Opening a movie big is not rocket science. It involves spending a lot of moolah on special effects and on preopening publicity. But even more, it involves appealing to the type of people for whom seeing a movie the first weekend is important: young men. Thus there are a lot of movies--this is not sexist, it's just business--about superheroes, things blowing up and terrifying ordeals at the hands of ghastly psychos. (To be fair, research shows young women also enjoy the last.) Then the guys--or girls--can attain some social status from being able to discuss the cool scenes. Nobody goes to work or class the next day and says, "You gotta go see that awesome broken heart!"

Where does this all leave the romantic movie? Alas, in the hands of young men. The only relationship film that has drawn a crowd this year is June's Knocked Up, in which a guy and a girl meet, have drunken sex, get pregnant and then, 44 minutes and dozens of penis jokes later, actually have something that resembles a tender scene. Not exactly a femme fantasy, but more than half the people who went to see the film on opening weekend were women, and two-thirds were couples, who helped propel it to $145 million and counting. Aug. 17 brings us Superbad, concocted by Judd Apatow and Seth Rogen, who, respectively, directed and starred in Knocked Up. It too has the trappings of a love story--boys have comic misadventures as they try to get the girls of their dreams--but it's so steeped in men's bathroom humor, you half expect to see one of those colorful little urinal cakes somewhere at your feet when it's over.

In these tales, one of the chief obstacles to HEA is the man himself. You can just feel the tension. Will he grow up in time to exhibit the 15 minutes of normal behavior he needs to get the girl?

And, more wrenching still: Can he separate enough from his buddies to try? It's notable that while there's a black hole where romantic love used to be, man love is all around. Not homoerotic love, although there are hints of that too in, say, 300. This is the kind of sacrificial, I'll-do-anything-for-you love that we associate with young lovers.
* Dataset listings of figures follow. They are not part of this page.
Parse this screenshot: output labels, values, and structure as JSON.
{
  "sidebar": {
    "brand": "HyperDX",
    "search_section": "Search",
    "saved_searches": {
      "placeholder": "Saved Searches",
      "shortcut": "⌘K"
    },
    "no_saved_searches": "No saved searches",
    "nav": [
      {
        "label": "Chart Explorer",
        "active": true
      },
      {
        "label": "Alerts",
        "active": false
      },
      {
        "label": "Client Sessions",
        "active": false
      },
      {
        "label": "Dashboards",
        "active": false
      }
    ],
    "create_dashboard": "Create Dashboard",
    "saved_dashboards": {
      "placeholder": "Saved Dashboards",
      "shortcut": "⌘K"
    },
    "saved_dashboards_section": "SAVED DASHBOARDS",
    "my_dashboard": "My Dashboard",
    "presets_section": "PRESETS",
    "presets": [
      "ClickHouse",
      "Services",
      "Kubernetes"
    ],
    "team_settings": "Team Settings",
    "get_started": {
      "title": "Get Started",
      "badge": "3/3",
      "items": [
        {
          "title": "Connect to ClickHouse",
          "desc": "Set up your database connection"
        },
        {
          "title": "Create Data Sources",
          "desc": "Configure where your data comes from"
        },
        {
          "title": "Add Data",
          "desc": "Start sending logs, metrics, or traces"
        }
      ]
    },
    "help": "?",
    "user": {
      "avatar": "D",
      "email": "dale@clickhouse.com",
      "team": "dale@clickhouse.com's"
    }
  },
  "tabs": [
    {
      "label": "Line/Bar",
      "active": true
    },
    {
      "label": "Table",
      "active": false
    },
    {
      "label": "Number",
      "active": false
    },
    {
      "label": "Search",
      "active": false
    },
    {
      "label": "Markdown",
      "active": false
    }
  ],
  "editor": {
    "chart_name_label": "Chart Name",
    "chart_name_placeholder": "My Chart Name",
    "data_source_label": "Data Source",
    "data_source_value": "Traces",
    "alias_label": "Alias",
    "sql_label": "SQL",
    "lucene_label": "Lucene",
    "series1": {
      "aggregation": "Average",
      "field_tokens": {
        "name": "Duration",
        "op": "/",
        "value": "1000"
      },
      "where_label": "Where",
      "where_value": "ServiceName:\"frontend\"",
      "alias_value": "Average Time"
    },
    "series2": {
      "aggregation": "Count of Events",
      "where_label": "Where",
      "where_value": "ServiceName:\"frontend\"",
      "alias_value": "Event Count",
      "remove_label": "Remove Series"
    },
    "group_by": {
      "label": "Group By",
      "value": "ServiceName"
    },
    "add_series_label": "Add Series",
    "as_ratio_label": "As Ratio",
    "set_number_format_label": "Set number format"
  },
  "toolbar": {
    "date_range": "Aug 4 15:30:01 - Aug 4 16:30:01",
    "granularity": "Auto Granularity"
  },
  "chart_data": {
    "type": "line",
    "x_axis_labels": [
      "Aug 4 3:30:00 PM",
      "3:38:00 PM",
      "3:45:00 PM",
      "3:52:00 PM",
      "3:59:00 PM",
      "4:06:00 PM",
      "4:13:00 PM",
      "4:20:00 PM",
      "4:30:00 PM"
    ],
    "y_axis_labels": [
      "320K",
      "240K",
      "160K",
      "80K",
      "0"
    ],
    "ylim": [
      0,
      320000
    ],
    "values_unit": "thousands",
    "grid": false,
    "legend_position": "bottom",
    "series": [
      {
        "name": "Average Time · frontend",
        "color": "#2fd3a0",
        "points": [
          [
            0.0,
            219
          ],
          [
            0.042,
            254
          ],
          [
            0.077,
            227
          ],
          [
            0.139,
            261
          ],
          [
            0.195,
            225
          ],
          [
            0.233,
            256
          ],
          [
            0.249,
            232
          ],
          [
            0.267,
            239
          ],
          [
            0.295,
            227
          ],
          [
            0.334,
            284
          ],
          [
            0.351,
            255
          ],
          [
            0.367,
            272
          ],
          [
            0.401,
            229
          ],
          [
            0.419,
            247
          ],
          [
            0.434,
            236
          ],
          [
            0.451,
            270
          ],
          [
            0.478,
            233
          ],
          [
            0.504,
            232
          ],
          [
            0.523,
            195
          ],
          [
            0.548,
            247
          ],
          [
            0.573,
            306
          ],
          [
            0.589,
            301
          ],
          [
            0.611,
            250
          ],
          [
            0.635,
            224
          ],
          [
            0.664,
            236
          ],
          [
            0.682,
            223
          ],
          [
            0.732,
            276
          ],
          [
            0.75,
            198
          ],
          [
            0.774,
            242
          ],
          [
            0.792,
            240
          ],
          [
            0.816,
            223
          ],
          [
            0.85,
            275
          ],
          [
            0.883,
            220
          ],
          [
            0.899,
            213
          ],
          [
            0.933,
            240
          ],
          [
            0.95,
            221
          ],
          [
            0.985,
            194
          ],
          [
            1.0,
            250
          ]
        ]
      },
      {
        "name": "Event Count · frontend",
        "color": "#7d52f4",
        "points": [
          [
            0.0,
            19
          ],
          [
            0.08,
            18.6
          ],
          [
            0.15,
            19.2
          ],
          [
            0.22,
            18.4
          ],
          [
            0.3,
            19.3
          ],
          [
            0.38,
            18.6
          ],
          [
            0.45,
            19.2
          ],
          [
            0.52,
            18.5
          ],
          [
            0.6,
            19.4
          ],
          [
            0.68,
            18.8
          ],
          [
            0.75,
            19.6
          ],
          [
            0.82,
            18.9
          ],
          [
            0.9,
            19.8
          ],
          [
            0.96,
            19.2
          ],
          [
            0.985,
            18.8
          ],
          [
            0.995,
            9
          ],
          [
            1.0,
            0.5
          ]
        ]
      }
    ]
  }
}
Ocean's Thirteen is essentially the story of what guys will do to avenge the frilly-shirt-wearing Vegas moneyman they adore. (One of them writes him love letters!) Spider-Man 3 is as much about Peter Parker and erstwhile best friend Harry Osborn getting back together as it is about Peter and Mary Jane. In Knocked Up, the courtship that's most fun to watch is that between the two potential brothers-in-law.

Superbad is the purest iteration of the so-called bromance form yet. Two best friends, Seth and Evan, on the verge of graduating from high school, have to get booze, get over the fact that they're about to go their separate ways and get girls before the night is out. It sounds sweet, but it opens with Seth discussing with Evan which porn website they should subscribe to for the summer. (Top contender: Vagtastic.com. He also notes how jealous he is that the infant Evan got to nurse on Evan's mom's breasts. And it gets more vulgar from there.

After an early screening, attended by Rogen, who co-wrote it, and Apatow, who produced it, a young guy stood up in the audience to address the filmmakers. "I love this movie," he said. "I'm here with my future wife, and we learned a lot tonight." The new model for intimate human relations is the platonic love of one emotionally underdeveloped adolescent boy for another. God help us all.

The original version of this story had incorrect information about New Line's involvement with the filmed version of Gabriel García Márquez's novel Love in the Time of Cholera.